Algo, muy breve, he de decir del sitio en el que está tomada la fotografía. Las dos figuras que copan el primer plano se desplazan por el pavimento de la Gran Vía de Colón, ese símbolo de la pujanza de la burguesía granadina de principios del siglo XX que corta la vieja Medina como si la espada de un gigante le hubiera dejado una muesca. El fondo tiene lugar en una de esas calles empedradas que tanto abundan por los aledaños de la catedral, edificio al que pertenece la puerta enrejada. En la pared de la izquierda, por cierto, leemos una de esas pintadas que tanto proliferan en las ciudades y que sólo han podido surgir de una mentalidad cada vez más fragmentaria y permeable a la exposición mediática: Skinheads Albaicin rules ok! Me temo que esta ciudad es muy suya hasta cuando se vale del inglés.

Así pues, tres velocidades: la de quien monta en moto, la de quien pedalea y la de quien camina. Tres tiempos y seis siglos: el cambio del siglo XIX al XX en la Gran Vía, con su discreta exuberancia burguesa; el cambio del siglo XV al XVI, en la catedral, muy próxima a la Capilla Real, en la que todavía hoy se encuentran los restos de los Reyes Católicos junto a los de su hija Juana la Loca y los de Felipe el Hermoso; y el cambio del siglo XX al XXI, en el que proliferan las pintadas murales del tipo de la que vemos, mezcla del viejo fanatismo del siglo XX y del Baltimore de una ficción como The Wire. Todo eso coincidió ahí una mañana, durante una milésima de segundo de 2011, para no volver a reunirse jamás. Todo eso, también, sigue sucediendo indefinidamente a diario.

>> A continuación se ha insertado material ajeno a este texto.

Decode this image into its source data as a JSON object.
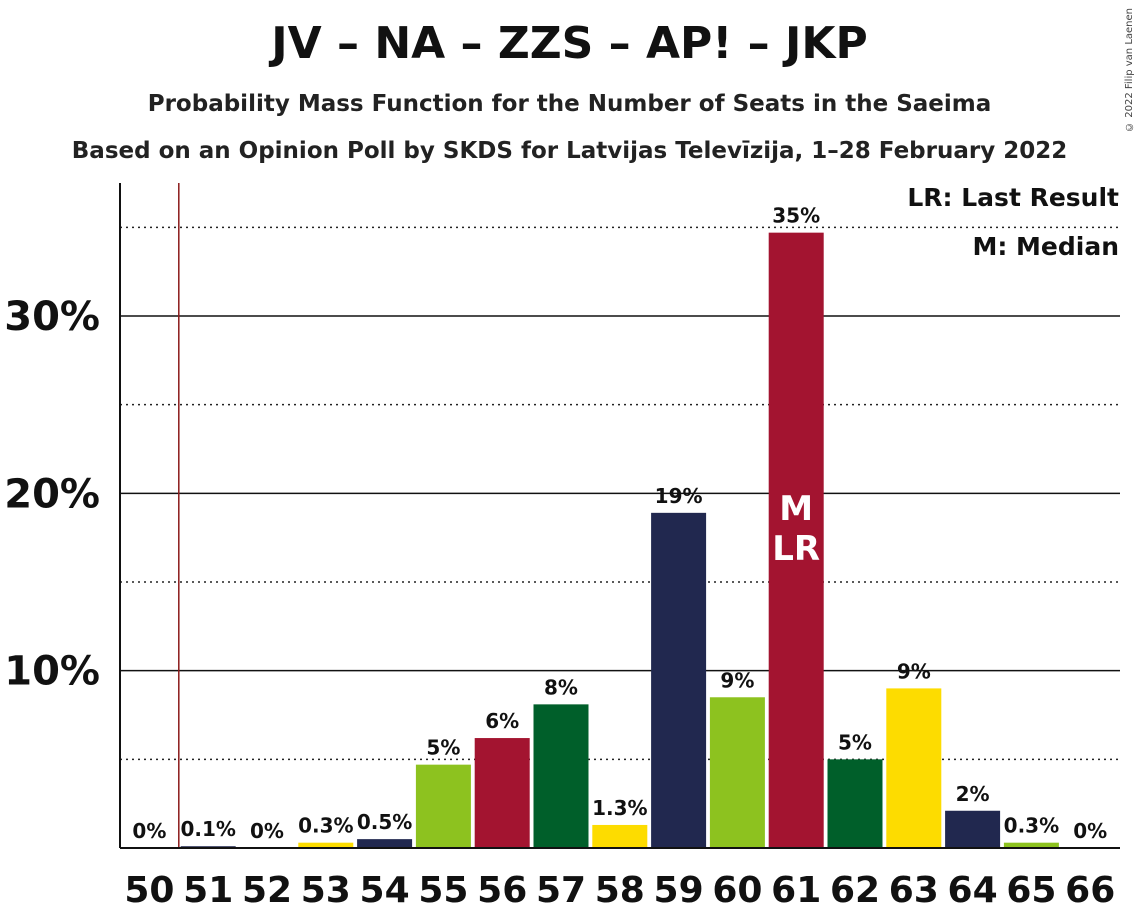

Pero yo no logré captar nada de ello, sino que me fue dado. Buscando otra composición, me encontré con ésta. No me extraña ahora que la fotografía me haya sido regalada. Con ella, me han regalado también una eficaz forma de aceptar el azar. ¡Tonto de mí, que nunca sospeché que iba a convertirse en pasión tan rápidamente! He tardado muchos años en tener una cámara. Y ahora me pregunto qué andaría buscando durante todo ese tiempo.